Some solutions for reducing noise from electrical infrastructure include installing sound barriers, using vibration dampeners, and locating substations away from populated areas. However, these approaches add substantial costs. Further research is needed on designs and materials that can limit noise emissions from the start. Quieter electrical infrastructure would greatly benefit public health.
Sources:
https://www.ncbi.nlm.nih.gov/pmc/articles/PMC3988259/
https://www.epa.gov/noise/noise-effects-handbook-chapter-1-introduction-noise-and-its-effects
Electromagnetic Fields
Electromagnetic fields (EMF) are produced wherever electricity is generated, transmitted or used. Common sources include power lines, electrical wiring, and electrical equipment like microwaves, computers, and cell phones. There has been public concern about potential health impacts from EMF radiation exposure.
According to the World Health Organization (WHO), short-term exposure to high levels of EMF can be harmful to health. However, they state that based on current scientific evidence, low frequency EMF exposures do not seem to have long-term health consequences (1).
Some epidemiological studies have suggested a possible link between childhood leukemia and extremely low frequency EMF, as noted by the National Cancer Institute (2). However, other studies have not supported this. Overall the evidence for potential health risks is inconsistent and inconclusive (1,3).
While more research is still needed, current evidence does not confirm serious health effects from typical EMF exposure from power lines, wi-fi, and electric devices.
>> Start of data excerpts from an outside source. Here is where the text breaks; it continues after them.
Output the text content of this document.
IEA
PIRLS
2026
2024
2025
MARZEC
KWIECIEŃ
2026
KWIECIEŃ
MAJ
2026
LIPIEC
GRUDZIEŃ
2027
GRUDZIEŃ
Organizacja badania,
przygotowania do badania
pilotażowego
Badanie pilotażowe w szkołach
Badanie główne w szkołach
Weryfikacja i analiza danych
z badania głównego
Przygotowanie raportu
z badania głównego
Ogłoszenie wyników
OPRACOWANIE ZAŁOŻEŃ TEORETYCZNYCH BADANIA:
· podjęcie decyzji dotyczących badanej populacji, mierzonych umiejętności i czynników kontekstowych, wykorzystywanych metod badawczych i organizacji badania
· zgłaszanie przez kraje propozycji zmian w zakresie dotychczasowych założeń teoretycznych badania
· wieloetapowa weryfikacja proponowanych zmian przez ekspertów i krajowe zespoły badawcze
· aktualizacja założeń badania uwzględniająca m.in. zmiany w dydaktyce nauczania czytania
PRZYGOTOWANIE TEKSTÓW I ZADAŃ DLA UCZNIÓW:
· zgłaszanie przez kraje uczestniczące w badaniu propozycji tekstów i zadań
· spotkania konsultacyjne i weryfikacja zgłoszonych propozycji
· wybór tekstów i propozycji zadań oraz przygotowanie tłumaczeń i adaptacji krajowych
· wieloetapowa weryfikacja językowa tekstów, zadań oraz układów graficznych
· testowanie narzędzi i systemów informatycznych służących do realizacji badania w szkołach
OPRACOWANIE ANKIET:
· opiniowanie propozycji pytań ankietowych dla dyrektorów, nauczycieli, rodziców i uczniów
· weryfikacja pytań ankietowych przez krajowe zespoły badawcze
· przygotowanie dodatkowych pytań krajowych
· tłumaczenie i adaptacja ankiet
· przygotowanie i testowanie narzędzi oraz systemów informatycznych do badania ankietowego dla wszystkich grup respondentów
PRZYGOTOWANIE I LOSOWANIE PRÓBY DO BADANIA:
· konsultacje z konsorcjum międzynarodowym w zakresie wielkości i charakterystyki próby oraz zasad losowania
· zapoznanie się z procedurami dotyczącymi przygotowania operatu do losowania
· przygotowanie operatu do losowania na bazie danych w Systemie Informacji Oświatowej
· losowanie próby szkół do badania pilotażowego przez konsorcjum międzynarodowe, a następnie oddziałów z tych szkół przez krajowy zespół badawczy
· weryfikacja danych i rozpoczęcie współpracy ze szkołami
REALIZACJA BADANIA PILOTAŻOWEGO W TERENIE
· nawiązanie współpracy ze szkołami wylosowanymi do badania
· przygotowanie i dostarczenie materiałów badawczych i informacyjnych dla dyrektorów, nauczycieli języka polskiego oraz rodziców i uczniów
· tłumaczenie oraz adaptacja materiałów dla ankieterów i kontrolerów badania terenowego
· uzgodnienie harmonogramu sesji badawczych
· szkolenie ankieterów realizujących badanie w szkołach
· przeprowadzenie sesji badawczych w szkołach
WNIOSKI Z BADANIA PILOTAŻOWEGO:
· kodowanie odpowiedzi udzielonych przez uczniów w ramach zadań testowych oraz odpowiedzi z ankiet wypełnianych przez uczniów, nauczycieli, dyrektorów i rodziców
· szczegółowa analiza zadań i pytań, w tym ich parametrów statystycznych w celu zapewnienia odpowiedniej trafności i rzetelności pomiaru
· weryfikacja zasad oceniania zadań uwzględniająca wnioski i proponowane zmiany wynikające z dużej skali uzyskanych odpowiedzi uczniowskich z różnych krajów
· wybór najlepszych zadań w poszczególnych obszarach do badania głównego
However, the WHO recommends reasonable low-cost measures to reduce exposure for those concerned (1).
(1) https://www.who.int/news-room/questions-and-answers/item/radiation-electromagnetic-fields
(3) https://www.ncbi.nlm.nih.gov/pmc/articles/PMC6025786/
Reliance on Electricity
As society becomes more technology-driven, we become increasingly reliant on electricity to power our devices, appliances, infrastructure, and more. This overreliance can lead to vulnerability during power outages. Studies have shown that prolonged blackouts can be dangerous for people who depend on electricity for medical devices or other essential needs (https://www.ncbi.nlm.nih.gov/pmc/articles/PMC5007208/). Blackouts also halt services like public transportation, food supply chains, and emergency response systems that societies now take for granted. As the IEA notes, new energy security risks emerge as we become more reliant on electricity. While access to abundant energy brings many benefits, overreliance makes us vulnerable to disruptions.